Aron Bierbaum wrote:
> I have found that, while slow, the FieldContainerFactory
> seems to leak memory.

personally I would not call it a leak, but that is more of a 
philosophical point ;)  (I understand that it can be a problem).

 > The issue is that the _vContainerStore grows
> without bounds. Each time a field container is created a new pointer
> is pushed onto the deque, and when the field container is destroyed
> the pointer is only set to NULL. This results in a substantial memory
> growth in our test case. For example the following metrics were taken
> (allocated fcs / total fcs).

yes, that is the case and it is kind of known but generally ignored - it 
has come up a few times in the past when people were investigating 
memory consumption but in the end it never seemed a big enough issue to 
seriously investigate/profile alternatives.

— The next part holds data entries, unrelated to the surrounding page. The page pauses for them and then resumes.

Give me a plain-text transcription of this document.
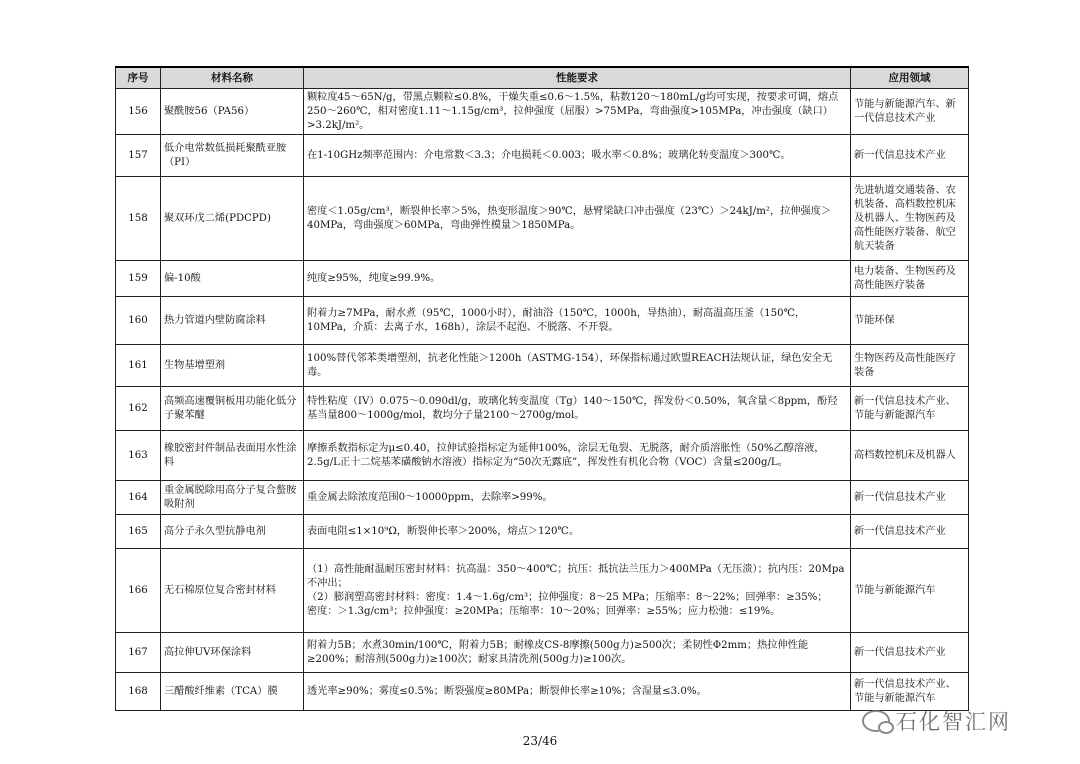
序号	材料名称	性能要求	应用领域
156	聚酰胺56（PA56）	颗粒度45～65N/g，带黑点颗粒≤0.8%，干燥失重≤0.6～1.5%，粘数120～180mL/g均可实现，按要求可调，熔点250～260℃，相对密度1.11～1.15g/cm³，拉伸强度（屈服）>75MPa，弯曲强度>105MPa，冲击强度（缺口）>3.2kJ/m²。	节能与新能源汽车、新一代信息技术产业
157	低介电常数低损耗聚酰亚胺（PI）	在1-10GHz频率范围内：介电常数＜3.3；介电损耗＜0.003；吸水率＜0.8%；玻璃化转变温度＞300℃。	新一代信息技术产业
158	聚双环戊二烯(PDCPD)	密度＜1.05g/cm³，断裂伸长率＞5%，热变形温度＞90℃，悬臂梁缺口冲击强度（23℃）＞24kJ/m²，拉伸强度＞40MPa，弯曲强度＞60MPa，弯曲弹性模量＞1850MPa。	先进轨道交通装备、农机装备、高档数控机床及机器人、生物医药及高性能医疗装备、航空航天装备
159	偏-10酸	纯度≥95%，纯度≥99.9%。	电力装备、生物医药及高性能医疗装备
160	热力管道内壁防腐涂料	附着力≥7MPa，耐水煮（95℃，1000小时），耐油浴（150℃，1000h，导热油），耐高温高压釜（150℃，10MPa，介质：去离子水，168h），涂层不起泡、不脱落、不开裂。	节能环保
161	生物基增塑剂	100%替代邻苯类增塑剂，抗老化性能＞1200h（ASTMG-154），环保指标通过欧盟REACH法规认证，绿色安全无毒。	生物医药及高性能医疗装备
162	高频高速覆铜板用功能化低分子聚苯醚	特性粘度（IV）0.075～0.090dl/g，玻璃化转变温度（Tg）140～150℃，挥发份＜0.50%，氧含量＜8ppm，酚羟基当量800～1000g/mol，数均分子量2100～2700g/mol。	新一代信息技术产业、节能与新能源汽车
163	橡胶密封件制品表面用水性涂料	摩擦系数指标定为μ≤0.40，拉伸试验指标定为延伸100%，涂层无龟裂、无脱落，耐介质溶胀性（50%乙醇溶液，2.5g/L正十二烷基苯磺酸钠水溶液）指标定为“50次无露底”，挥发性有机化合物（VOC）含量≤200g/L。	高档数控机床及机器人
164	重金属脱除用高分子复合螯胺吸附剂	重金属去除浓度范围0～10000ppm，去除率>99%。	新一代信息技术产业
165	高分子永久型抗静电剂	表面电阻≤1×10⁹Ω，断裂伸长率＞200%，熔点＞120℃。	新一代信息技术产业
166	无石棉原位复合密封材料	（1）高性能耐温耐压密封材料：抗高温：350～400℃；抗压：抵抗法兰压力＞400MPa（无压溃）；抗内压：20Mpa不冲出；
（2）膨润塑高密封材料：密度：1.4～1.6g/cm³；拉伸强度：8～25 MPa；压缩率：8～22%；回弹率：≥35%；
密度：＞1.3g/cm³；拉伸强度：≥20MPa；压缩率：10～20%；回弹率：≥55%；应力松弛：≤19%。	节能与新能源汽车
167	高拉伸UV环保涂料	附着力5B；水煮30min/100℃，附着力5B；耐橡皮CS-8摩擦(500g力)≥500次；柔韧性Φ2mm；热拉伸性能≥200%；耐溶剂(500g力)≥100次；耐家具清洗剂(500g力)≥100次。	新一代信息技术产业
168	三醋酸纤维素（TCA）膜	透光率≥90%；雾度≤0.5%；断裂强度≥80MPa；断裂伸长率≥10%；含湿量≤3.0%。	新一代信息技术产业、节能与新能源汽车
23/46
石化智汇网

> Does this make sense that we are losing memory at this location? And
> if we are what ideas do people have to fix this? My first naive
> approach would be to search for the first entry with a NULL value, but
> this will probably be much slower than we would want. I don't think
> that we can erase the entries because the index is used as the field
> container ID. Another idea would be to keep a vector of available
> empty slots that could be used when creating a new field container.

it is not so much about reusing the empty slots, but the store is also 
used as a map from id to container so you need to be able to return the 
correct pointer given a container id. You should also be able to do so 
fast as this is used in a couple of places (cluster sync being one of them).
In response to a similar question I once wrote a patch that switched the 
factory to use a std::map (it was for 1.x though, should be in the ML 
archives somewhere). In order to not risk a big drop in performance I'd 
look into using a (boost::/std::tr1::) unordered_map - the biggest issue 
with those is that I'm not sure about tr1 support across platforms and 
boost added the unordered lib in 1.36 and many linux distros only rather 
recently switched from 1.35 to 1.37.